Exxon Is Cleared of Price-Fixing in 17-Year-Old Case : * Energy: The suit had charged the firm and six other big oil companies with a long-term conspiracy to depress crude oil prices.


Exxon Corp, the only major oil company not to settle a 17-year-old antitrust case, was cleared of price-fixing charges by a civil jury in U.S. District Court in Los Angeles on Friday.

The suit, brought by the state of California and the city of Long Beach, had charged Exxon and six other big oil companies--Unocal, Chevron, Texaco, Mobil, Arco and Shell--with conspiracy to depress crude oil prices in the state from 1961 through 1977.

This hurt independent producers, the suit alleged, including the state and city, which produce oil from their public lands.

Without admitting wrongdoing, all the other companies by last summer had agreed to settlements totaling $320 million in fines and other assets.

Exxon, which the plaintiffs' attorneys said never offered a "significant" amount in settlement, continued to fight.

Although the bills are not yet in, legal costs to the city and state over the years are estimated at a minimum of $75 million, according to one attorney for the plaintiffs. An attorney on Exxon's team said he could not estimate how much the company's defense cost, but said that "it cost Exxon a lot of money."

"Once (Exxon's) management made the decision that they had not violated the law, they were committed to defending the case," said the lead attorney for Exxon, Howard J. Privett of Baker & Hostetler McCutchen Black in Los Angeles.

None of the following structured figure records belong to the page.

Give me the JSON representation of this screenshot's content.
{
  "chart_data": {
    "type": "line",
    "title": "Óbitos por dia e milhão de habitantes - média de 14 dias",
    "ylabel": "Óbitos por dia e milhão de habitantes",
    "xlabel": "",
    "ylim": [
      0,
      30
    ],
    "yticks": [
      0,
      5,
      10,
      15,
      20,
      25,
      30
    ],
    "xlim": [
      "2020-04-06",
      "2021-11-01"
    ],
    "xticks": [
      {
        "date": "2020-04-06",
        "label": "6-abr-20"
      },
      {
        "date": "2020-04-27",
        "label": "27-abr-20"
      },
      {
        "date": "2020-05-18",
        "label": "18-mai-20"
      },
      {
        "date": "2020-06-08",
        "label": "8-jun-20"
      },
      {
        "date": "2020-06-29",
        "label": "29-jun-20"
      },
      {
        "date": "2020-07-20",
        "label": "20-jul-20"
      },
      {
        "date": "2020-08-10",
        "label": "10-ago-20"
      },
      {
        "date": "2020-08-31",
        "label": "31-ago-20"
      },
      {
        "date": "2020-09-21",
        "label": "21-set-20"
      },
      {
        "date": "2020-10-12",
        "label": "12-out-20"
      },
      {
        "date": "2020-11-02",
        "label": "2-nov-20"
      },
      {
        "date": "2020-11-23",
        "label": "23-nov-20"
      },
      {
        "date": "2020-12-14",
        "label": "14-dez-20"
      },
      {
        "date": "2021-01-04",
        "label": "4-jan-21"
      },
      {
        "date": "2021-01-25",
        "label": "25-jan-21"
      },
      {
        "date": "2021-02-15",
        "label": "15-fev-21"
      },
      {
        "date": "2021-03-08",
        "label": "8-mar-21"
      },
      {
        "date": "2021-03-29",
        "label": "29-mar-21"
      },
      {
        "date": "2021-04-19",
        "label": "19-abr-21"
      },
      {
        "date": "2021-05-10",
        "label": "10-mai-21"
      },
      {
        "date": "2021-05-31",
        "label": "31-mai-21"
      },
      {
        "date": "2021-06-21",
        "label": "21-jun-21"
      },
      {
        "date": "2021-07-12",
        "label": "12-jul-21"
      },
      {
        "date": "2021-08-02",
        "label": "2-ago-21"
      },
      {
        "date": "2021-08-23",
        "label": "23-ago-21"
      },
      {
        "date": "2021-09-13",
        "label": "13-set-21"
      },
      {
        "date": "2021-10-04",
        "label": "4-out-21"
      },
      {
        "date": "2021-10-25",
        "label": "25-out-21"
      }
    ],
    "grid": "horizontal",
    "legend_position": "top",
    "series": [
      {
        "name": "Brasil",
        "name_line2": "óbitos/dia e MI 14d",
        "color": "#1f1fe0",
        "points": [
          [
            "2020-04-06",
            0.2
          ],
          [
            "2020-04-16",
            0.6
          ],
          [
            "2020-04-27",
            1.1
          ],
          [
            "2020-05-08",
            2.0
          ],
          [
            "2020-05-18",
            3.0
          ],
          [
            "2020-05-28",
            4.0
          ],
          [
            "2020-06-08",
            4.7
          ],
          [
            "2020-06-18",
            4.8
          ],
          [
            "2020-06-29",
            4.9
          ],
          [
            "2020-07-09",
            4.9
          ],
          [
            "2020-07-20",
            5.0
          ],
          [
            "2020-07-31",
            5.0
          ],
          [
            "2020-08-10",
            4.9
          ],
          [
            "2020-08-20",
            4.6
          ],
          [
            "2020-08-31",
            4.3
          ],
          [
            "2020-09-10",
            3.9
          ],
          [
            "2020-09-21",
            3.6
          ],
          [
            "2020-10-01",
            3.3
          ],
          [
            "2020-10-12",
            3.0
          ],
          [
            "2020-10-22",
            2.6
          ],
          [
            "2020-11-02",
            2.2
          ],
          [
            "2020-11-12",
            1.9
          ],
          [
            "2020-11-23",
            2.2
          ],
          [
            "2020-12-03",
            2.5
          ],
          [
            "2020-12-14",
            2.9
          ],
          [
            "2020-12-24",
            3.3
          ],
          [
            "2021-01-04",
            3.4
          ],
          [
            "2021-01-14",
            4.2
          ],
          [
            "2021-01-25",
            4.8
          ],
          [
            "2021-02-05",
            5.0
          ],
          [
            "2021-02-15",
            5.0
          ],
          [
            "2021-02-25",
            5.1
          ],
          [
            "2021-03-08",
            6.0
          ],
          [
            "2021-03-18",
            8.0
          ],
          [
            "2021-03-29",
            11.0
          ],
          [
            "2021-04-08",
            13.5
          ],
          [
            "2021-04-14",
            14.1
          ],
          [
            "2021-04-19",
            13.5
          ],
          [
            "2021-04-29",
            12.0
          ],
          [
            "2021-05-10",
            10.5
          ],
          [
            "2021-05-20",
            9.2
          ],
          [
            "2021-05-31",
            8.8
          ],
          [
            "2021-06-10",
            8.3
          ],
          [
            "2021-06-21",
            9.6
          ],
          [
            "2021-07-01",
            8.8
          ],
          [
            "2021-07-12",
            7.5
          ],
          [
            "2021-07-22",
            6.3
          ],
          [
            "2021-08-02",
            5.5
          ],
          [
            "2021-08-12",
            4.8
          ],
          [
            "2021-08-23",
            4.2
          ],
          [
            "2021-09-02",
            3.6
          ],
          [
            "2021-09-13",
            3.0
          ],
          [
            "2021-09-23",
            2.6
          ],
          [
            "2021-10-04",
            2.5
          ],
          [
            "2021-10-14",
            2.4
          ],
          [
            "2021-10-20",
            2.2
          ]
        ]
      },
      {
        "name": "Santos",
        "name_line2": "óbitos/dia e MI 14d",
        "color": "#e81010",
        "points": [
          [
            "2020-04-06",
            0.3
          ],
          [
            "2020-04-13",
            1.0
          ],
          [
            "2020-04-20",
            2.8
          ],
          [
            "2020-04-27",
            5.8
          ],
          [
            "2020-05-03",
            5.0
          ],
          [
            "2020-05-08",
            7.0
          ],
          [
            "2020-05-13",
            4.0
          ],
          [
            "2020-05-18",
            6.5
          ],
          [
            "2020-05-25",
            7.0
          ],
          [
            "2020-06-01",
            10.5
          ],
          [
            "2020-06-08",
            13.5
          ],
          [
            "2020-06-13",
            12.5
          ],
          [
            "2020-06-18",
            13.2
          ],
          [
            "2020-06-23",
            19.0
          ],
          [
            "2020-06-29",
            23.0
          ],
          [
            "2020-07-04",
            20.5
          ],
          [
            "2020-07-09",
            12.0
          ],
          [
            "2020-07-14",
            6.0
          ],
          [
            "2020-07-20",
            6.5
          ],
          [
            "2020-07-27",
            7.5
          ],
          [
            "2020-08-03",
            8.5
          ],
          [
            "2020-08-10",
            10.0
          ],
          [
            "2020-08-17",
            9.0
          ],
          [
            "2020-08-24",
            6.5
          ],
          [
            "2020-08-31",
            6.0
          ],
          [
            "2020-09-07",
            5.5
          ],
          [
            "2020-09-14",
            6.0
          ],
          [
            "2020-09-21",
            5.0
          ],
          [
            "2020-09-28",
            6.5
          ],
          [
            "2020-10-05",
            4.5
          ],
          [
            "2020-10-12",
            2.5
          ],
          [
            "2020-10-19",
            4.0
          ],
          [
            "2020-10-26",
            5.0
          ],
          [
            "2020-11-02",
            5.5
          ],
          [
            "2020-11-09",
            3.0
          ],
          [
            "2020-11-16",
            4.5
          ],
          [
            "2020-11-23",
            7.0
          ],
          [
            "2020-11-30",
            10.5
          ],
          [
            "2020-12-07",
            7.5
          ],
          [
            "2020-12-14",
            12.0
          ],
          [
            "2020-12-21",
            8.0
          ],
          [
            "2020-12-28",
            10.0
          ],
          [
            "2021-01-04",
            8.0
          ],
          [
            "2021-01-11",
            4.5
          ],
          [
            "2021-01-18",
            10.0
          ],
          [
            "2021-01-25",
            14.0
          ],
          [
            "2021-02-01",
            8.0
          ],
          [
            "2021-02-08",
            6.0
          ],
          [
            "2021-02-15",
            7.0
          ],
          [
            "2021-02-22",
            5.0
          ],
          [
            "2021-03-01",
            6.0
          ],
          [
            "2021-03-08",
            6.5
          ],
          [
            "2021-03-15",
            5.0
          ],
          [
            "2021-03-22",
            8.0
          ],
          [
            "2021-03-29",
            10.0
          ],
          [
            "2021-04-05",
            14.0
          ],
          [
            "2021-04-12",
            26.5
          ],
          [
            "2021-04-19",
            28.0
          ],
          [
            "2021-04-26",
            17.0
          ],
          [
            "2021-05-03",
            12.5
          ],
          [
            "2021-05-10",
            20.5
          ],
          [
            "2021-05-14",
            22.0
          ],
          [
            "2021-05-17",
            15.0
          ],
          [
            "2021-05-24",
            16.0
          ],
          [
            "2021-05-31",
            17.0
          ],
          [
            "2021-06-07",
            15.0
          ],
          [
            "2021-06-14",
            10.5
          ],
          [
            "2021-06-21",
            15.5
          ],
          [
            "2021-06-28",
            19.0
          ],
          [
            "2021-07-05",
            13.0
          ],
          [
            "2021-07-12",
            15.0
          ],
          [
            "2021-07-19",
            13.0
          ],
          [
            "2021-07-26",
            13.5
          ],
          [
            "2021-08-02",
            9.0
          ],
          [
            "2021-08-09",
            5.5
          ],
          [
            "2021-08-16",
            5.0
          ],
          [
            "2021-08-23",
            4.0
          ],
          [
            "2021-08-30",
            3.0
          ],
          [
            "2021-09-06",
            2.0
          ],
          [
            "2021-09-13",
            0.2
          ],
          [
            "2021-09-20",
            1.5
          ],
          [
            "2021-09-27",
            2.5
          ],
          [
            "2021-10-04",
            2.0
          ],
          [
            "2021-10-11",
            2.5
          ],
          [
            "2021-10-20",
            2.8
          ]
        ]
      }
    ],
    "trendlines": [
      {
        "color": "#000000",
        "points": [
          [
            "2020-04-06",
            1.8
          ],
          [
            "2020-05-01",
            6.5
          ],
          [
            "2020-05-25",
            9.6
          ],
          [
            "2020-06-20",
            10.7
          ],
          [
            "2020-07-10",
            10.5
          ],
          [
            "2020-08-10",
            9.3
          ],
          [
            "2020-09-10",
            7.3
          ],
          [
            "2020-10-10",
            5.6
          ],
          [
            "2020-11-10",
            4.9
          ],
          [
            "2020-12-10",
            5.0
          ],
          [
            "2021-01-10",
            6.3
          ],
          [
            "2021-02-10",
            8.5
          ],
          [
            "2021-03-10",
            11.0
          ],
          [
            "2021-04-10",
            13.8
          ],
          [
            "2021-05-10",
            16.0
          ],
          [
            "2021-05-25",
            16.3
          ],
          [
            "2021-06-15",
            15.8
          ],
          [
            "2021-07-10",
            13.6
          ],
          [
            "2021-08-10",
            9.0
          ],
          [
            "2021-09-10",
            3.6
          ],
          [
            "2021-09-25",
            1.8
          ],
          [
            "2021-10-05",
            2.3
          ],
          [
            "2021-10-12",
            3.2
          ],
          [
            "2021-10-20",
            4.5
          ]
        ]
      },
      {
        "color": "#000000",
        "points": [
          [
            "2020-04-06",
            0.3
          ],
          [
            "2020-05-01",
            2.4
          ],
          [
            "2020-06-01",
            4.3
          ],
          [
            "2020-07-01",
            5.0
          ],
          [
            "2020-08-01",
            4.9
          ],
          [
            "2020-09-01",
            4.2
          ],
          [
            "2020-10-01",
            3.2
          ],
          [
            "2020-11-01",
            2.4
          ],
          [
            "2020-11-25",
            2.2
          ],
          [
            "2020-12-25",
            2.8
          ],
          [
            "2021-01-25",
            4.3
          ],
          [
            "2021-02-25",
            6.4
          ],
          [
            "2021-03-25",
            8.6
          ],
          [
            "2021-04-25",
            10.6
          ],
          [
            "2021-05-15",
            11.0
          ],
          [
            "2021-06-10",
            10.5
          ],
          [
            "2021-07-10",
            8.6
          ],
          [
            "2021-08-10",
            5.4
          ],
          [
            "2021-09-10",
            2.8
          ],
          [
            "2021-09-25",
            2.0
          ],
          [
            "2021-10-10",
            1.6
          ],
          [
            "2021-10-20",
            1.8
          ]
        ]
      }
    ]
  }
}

It could be a week or more before the city and state decide whether to appeal the decision.

Lt. Gov. Leo T. McCarthy and state Controller Gray Davis--a member of the State Lands Commission, which is the trustee for the state oil field involved--both strongly criticized Exxon last summer when it refused to settle the case.

But the Exxon case was "definitely . . . not as strong as the case against the others," Hoecker acknowledged.

Exxon was charged with joining a pricing scheme that had allegedly been set up by the other oil companies in a series of meetings in 1961 and 1962.

The suit against the oil companies asked for damages of $250 million, which could have been trebled under antitrust law. It alleged that the oil companies used a scheme to exchange crude oil among themselves at a higher price than they offered such independent oil producers as Long Beach and the state.

Most of the 280 million barrels sold to these firms from 1971 to 1977 by the city and state were produced in tidelands and submerged lands near Long Beach. The city operated the wells for both its own land and that of the state.

A similar antitrust case against Exxon is pending in Los Angeles Superior Court and will likely go to trial in 1993, according to Royce H. Schulz of Broad, Schulz, Larson & Wineberg.

Schulz, who also represented the city of Long Beach in the case concluded Friday, said that "Long Beach II" involves crude oil pricing in California from 1980 to 1985.

With the exception of Exxon, the major oil companies sued in that case have also settled.